In a nutshell, this stuff expanded very consistently and penetrated well in super-saturated newsprint.









_The DPX's average penetration depth in the "wetpack" was 8". Mike Shovel at Corbon advises that in the gold standard of expansion media (10% ballistic gelatin), that this bullet penetrated roughly 15" after punching through 4 layers of denim. On the left is the DPX. On the right is Corbon's 200-gr. JHP +P, which uses a Sierra hollow point._

The DPX lost virtually no weight in the newsprint and expansion was most consistent. The average expansion characteristics shook out at 0.879 x 0.867 x 0.614" tall.

Accuracy at both 15 and 25 yards was more than acceptable; in fact, it was quite accurate and capable of better grouping than I am shooting from a rest.

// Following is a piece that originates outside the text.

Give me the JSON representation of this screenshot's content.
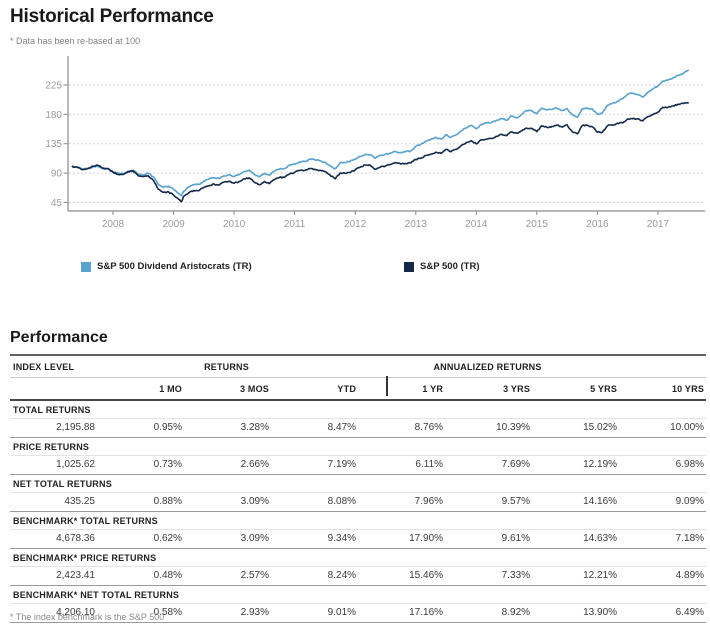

For those interested in a more detailed report and a look at Corbon's conventional 200-gr. JHP +P in this caliber and how it compares to the DPX, here's a link:

http://www.hipowersandhandguns.com/Corbon 45 Colt DPX Test.htm

Best.


----------



## Hal8000 (May 8, 2006)

Wow! It sure looks like it would hurt! ;-) Nice pictures too... Always wanted one of them Mountain guns...


----------